Western culture's ambivalence toward pain contributes to opiophobia. Patients may believe that requesting pain medication is a sign of moral weakness, an inability to handle suffering. Pain and suffering in our culture has also been seen as a punishment for disobedience to God, and therefore as something to be experienced, not avoided. Western culture views pain as the ultimate ontological fact of humanity, a human experience of a flawed or corrupted universe. Even the word patient comes from the Latin patior--to endure suffering and pain. John Stuart Mill saw pain as the ultimate basis for all human motivation. Western culture furthermore sees pain as building character and perhaps even salutary. Given our culture's deeply entrenched ambivalence towards pain, the prevalence of opiophobia is not surprising and affects every aspect of pain recognition and treatment.

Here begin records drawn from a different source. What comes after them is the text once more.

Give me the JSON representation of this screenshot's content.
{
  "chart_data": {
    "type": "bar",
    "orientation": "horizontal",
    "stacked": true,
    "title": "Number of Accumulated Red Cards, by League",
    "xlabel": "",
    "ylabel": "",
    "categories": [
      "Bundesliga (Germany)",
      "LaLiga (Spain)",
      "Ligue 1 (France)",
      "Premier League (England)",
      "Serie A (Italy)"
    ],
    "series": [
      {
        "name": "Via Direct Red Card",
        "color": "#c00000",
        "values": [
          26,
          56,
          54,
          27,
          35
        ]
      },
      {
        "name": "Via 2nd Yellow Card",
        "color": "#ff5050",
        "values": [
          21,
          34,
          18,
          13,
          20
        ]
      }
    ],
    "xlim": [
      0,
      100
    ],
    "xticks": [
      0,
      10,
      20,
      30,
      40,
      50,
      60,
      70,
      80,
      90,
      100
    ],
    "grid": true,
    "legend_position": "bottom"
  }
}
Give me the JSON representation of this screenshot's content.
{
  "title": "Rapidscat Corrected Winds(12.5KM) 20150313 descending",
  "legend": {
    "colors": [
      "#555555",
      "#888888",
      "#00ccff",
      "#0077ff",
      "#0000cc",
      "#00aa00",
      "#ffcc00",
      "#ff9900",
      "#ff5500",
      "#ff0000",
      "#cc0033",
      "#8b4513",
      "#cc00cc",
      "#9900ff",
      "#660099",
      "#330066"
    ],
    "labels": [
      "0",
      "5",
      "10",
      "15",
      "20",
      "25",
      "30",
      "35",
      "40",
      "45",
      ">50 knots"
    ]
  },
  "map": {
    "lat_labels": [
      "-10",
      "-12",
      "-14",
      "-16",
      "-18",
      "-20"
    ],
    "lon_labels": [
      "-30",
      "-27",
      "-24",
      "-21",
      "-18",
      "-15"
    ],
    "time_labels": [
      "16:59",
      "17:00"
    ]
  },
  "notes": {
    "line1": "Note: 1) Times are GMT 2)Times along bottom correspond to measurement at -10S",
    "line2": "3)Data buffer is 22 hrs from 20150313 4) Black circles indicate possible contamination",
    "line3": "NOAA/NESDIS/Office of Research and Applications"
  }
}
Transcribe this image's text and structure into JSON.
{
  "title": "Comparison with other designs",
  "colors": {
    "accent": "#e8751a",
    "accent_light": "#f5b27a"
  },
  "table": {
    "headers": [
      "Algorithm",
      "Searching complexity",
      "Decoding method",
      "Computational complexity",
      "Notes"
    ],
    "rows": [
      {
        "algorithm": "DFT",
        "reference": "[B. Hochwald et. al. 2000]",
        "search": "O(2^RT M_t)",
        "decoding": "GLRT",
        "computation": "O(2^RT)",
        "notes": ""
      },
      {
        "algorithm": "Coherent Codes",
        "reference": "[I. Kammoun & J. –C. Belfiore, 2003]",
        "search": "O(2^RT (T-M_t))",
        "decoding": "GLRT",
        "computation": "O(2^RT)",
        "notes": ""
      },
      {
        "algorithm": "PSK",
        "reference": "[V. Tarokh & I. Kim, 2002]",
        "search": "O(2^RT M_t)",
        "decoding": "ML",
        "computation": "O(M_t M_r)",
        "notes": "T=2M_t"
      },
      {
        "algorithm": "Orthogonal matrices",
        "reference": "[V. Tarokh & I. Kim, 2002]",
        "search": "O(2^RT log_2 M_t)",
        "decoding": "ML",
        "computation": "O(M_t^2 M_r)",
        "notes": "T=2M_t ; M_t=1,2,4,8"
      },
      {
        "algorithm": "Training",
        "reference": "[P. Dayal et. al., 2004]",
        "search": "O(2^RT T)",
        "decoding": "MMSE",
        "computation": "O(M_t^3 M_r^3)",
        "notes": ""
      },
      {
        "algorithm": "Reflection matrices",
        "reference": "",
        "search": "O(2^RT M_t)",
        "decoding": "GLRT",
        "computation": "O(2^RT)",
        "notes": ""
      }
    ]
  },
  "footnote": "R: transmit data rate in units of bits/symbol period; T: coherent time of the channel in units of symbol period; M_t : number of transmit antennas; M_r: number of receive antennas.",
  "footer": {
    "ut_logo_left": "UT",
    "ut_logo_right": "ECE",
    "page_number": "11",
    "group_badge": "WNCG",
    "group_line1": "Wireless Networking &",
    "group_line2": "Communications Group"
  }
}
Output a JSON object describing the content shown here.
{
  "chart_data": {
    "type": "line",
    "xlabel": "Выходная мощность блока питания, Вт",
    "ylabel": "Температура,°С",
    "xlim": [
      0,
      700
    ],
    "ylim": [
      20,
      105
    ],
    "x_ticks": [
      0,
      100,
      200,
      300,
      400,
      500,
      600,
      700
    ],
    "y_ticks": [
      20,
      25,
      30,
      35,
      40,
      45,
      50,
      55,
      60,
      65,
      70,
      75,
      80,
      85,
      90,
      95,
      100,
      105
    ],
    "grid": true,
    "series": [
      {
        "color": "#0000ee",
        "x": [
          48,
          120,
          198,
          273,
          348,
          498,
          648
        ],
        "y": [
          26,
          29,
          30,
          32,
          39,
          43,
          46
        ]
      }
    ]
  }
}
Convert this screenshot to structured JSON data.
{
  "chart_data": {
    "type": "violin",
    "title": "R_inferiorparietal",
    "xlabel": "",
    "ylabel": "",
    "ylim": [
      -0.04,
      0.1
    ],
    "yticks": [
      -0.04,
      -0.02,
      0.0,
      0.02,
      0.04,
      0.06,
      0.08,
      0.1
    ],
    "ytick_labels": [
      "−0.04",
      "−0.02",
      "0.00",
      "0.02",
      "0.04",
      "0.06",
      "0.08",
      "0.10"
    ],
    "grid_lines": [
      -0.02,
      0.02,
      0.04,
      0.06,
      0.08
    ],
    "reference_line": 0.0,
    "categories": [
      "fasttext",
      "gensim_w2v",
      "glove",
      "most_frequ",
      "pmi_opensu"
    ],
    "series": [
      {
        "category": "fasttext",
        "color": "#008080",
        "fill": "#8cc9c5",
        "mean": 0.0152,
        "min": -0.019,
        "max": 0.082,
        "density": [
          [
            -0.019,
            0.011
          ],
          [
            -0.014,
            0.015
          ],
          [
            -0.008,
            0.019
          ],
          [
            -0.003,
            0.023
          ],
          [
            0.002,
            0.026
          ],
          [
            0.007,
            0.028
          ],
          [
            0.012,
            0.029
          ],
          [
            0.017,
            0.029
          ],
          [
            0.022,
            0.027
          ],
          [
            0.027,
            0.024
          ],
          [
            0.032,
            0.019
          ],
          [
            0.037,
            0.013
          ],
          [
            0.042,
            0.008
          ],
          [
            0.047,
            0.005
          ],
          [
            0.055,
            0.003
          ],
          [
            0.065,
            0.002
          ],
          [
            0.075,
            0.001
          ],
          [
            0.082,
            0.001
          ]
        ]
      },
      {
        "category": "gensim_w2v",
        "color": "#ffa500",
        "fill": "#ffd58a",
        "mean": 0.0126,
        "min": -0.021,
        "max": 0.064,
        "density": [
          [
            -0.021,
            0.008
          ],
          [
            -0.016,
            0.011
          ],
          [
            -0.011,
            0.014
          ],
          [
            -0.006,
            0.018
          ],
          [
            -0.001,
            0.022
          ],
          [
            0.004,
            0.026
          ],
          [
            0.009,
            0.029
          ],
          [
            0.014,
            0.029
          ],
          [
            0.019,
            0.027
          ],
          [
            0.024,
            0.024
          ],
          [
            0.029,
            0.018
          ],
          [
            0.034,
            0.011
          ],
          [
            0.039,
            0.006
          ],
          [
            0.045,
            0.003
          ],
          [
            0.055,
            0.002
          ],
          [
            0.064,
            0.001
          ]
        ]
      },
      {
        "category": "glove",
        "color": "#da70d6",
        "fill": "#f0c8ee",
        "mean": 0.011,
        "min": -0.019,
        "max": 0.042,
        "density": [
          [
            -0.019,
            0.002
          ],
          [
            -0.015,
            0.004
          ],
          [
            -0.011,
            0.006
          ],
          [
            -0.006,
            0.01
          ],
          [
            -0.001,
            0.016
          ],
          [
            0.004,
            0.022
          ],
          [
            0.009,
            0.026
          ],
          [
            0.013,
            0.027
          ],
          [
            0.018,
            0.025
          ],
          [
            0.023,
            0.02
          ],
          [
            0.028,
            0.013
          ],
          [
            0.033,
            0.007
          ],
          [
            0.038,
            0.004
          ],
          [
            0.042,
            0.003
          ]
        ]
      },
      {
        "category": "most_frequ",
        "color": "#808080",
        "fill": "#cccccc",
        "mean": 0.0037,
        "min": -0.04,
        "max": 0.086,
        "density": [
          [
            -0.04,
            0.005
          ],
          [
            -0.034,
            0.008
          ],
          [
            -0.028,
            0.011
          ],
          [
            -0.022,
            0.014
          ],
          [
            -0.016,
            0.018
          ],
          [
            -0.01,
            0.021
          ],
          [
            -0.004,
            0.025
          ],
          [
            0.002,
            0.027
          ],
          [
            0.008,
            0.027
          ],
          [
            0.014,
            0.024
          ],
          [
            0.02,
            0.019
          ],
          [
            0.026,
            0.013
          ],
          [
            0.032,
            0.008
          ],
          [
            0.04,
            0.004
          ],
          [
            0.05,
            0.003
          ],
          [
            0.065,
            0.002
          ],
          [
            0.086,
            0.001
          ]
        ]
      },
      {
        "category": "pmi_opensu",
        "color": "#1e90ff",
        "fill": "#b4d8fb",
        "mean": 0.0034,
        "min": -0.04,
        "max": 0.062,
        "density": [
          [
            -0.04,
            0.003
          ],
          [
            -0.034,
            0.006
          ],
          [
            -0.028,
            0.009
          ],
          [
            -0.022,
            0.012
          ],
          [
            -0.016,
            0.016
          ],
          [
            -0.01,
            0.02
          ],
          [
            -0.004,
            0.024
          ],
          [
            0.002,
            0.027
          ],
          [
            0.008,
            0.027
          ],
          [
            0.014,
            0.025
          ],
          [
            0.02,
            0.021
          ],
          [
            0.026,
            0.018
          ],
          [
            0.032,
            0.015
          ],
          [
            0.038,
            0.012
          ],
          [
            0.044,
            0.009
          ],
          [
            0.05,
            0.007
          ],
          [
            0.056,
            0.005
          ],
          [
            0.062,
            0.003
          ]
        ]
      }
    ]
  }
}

Some pharmacies refuse to fill prescriptions if they have merely been approached by the DEA regarding a particular prescriber. These pharmacies are fearful of being involved in a DEA investigation and will cease filling a doctor's prescriptions if they sense the possibility of a DEA investigation. Such practices make it difficult for patients to find a convenient pharmacy that will fill their prescription for opioid medication. It is not unusual for patients to go to a dozen pharmacies in search of one that will fill their opioid prescriptions.

The prevalence of opiophobia is rampant among physicians, pain patients (especially geriatric pain patients), and society at large. Furthermore, opiophobia causes the chain of events, which leads to opioid pseudoaddiction.